Il faudra que j’écrive un résumé concis et clair de son projet. Pour savoir si je peux l’approuver. Signer cette œuvre. Il faut aussi que je sache si les conditions peuvent être réunies. Qui sont les suspects ?
Dehors, c’est l’émeute. Une foule crie. J’évite de me mettre à la fenêtre. Étienne, debout, actionne le système de sécurité de la galerie. Le téléphone de Jacques sonne aussitôt. C’est Nahoum, en voiture, qui annonce sa venue, alors que je lui avais déconseillé de nous rejoindre dans notre aquarium. Je me dis qu’elle n’a pas pu résister aux petites caméras. Il faut, en urgence, déverrouiller la porte pour qu’elle puisse se glisser dans la maison. J’entends, en une seconde, les hurlements des badauds. Elle a un air de calme et de sérénité qui me surprend et me dérange. Je n’aime pas qu’elle soit là. Je préfère quand elle garde Cérisoles.
« Vous savez qu’il y a au moins soixante ou cent journalistes dehors, et des photographes. Passer la porte a été un exploit, heureusement que la police m’a aidée. Tout le monde dort encore ici ?
— Nahoum, il fallait rester à Cérisoles.
— Ma place est avec vous.
— Et les enfants ?
— Ils ont chacun un ange gardien, et Huguette qui les dorlote. Et puis j’ai fixé une caméra dans leur chambre et dans la salle de jeux. On peut les surveiller d’ici, Étienne vous montrera. Je ne leur ai rien dit. La maison est gardée comme un coffre-fort. Je leur ai expliqué que je les retrouverai ce soir, et que vous seriez peut-être là aussi.
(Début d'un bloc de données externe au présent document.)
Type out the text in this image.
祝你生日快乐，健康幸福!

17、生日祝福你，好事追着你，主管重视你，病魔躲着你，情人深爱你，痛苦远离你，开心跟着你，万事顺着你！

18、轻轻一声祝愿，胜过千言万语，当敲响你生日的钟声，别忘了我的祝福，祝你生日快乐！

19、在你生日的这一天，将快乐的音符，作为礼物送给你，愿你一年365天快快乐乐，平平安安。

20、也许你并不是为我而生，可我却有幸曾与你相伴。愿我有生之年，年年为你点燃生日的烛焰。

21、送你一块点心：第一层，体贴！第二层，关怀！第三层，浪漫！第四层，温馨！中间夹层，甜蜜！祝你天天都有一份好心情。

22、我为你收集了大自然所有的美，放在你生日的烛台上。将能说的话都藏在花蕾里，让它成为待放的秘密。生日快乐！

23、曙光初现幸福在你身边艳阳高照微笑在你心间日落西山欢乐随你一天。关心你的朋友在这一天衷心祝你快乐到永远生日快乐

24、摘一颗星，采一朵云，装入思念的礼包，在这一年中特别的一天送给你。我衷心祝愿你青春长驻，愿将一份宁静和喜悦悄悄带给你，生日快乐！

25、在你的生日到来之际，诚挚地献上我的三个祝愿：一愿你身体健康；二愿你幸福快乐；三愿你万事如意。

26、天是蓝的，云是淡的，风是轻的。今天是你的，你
— Étienne a eu une idée. Un peu inquiétante, un peu étrange. Je crois qu’il faut que vous en parliez tous les deux. Si vous pouviez, ce matin, m’imaginer un petit projet. Me le mettre par écrit, ça m’aiderait. Tout cela est tellement nouveau pour moi. Moi, je pense que nous n’avons plus rien à perdre.
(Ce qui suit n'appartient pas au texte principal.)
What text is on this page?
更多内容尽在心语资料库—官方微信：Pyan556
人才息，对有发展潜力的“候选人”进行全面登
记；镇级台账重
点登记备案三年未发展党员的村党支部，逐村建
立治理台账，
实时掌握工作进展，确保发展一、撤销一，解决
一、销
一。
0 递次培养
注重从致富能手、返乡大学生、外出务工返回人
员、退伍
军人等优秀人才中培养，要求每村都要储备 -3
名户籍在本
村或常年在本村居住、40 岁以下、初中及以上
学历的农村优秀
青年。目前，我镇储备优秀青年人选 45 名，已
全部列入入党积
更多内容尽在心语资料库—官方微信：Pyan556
— Et sur les faux tableaux, il y a du neuf ?
— Tu verras avec Manette, elle appelle tous les grands marchands. Je ne crois pas la police très capable. Il va falloir faire beaucoup de chemin nous-mêmes. »
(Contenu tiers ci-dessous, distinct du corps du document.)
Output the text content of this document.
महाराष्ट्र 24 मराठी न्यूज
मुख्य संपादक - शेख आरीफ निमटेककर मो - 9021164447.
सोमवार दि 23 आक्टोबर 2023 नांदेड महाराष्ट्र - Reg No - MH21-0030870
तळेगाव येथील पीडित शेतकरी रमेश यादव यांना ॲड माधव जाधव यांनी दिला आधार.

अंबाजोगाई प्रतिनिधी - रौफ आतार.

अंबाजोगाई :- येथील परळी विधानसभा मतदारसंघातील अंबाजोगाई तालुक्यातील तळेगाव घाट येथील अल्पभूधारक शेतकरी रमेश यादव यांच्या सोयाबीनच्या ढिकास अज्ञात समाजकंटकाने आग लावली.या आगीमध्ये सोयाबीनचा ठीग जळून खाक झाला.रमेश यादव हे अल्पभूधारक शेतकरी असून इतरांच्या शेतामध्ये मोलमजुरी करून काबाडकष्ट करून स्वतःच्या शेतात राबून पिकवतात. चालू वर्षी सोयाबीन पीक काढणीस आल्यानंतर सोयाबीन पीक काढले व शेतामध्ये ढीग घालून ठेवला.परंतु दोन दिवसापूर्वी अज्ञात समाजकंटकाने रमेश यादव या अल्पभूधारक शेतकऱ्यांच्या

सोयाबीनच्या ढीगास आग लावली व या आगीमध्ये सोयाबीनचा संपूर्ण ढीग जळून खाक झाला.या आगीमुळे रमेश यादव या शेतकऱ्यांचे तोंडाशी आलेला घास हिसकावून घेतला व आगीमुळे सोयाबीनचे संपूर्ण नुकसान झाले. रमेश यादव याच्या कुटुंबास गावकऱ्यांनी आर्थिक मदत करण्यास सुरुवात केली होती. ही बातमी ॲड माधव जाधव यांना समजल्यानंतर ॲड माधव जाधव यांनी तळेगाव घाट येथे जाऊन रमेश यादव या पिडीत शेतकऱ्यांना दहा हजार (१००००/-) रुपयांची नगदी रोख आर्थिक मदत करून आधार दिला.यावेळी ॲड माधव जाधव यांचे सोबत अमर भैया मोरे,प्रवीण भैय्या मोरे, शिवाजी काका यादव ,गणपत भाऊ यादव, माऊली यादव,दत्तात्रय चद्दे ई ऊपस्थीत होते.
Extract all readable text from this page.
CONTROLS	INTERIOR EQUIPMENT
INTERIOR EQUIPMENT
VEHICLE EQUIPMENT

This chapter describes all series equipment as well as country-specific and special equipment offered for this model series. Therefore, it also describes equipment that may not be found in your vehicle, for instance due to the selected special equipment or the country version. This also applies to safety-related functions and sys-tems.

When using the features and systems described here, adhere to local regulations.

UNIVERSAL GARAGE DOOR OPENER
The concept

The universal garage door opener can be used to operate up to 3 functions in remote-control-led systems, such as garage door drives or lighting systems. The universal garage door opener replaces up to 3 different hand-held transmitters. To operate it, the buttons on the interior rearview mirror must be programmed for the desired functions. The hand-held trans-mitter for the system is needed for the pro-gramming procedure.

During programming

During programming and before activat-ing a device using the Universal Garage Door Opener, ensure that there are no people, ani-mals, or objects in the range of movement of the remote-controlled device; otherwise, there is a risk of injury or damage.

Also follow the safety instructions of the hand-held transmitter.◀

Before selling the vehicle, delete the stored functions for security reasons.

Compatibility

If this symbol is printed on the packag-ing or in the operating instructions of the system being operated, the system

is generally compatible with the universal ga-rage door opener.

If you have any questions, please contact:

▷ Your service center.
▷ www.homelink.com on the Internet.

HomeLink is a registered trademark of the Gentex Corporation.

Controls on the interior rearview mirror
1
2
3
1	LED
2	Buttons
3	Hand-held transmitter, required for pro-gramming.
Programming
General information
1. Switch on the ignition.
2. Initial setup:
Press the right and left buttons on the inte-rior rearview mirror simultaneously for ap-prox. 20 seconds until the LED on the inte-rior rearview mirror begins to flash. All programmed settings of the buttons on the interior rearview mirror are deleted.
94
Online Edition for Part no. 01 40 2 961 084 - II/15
Je suis obligé ensuite d’aller au Quai des Orfèvres, de laisser Nahoum, Étienne et Manette en trio. On me met en présence des derniers témoins à avoir vu mon fils vivant. C’est la confrontation que j’attendais. Je me dis : je vais enfin comprendre. Mais aussi : je vais voir si les idées hallucinées d’Étienne Lemoine, cette nuit, sont viables. Les enfermer tous pour les soumettre à la question moderne, la torture numérique, pour faire craquer le coupable et qu’il avoue devant tous ceux qui le guettent. La première enquête résolue sous vos yeux. Le spectacle du meurtrier qui se coupe, ou qui se trouble, qui se dénonce, qui se « met à table ». L’aveu en direct. C’est une idée. Il faut un bon casting. Surtout si je signe l’œuvre. J’ai un petit mouvement de surprise devant leurs photos que j’avais demandées à voir avant de les rencontrer. Je les connais déjà, grâce à la générosité du magazine Cosmogonie. La photographie d’identification inventée par Bertillon est un art, à son époque passé inaperçu. Je suis très physionomiste. Je n’ai pas oublié ces trois têtes. J’avais bien pensé que ce pouvait être ce genre de compagnie. Leurs têtes sans corps, le menton percé du garçon, les cheveux des filles, le profil de la blonde : je souriais de manière nerveuse. Quelle chance que cette petite sotte, Idric, m’ait donné les tirages des photos scandaleuses. Je vais pouvoir tout obtenir d’eux, à condition de ne rien dire devant la police, de leur faire comprendre que je sais sur eux plus de choses qu’ils ne pensent. Lequel des trois avait donné les photos à Cosmogonie ? Qui voulait faire chanter Virgile ? Et si l’assassin était l’un des trois. La petite blonde, celle qui a l’air le plus insignifiant ? Ou une culpabilité collective, un chantage qui tourne mal. Blague à part, baise à plusieurs, meurtre à plusieurs.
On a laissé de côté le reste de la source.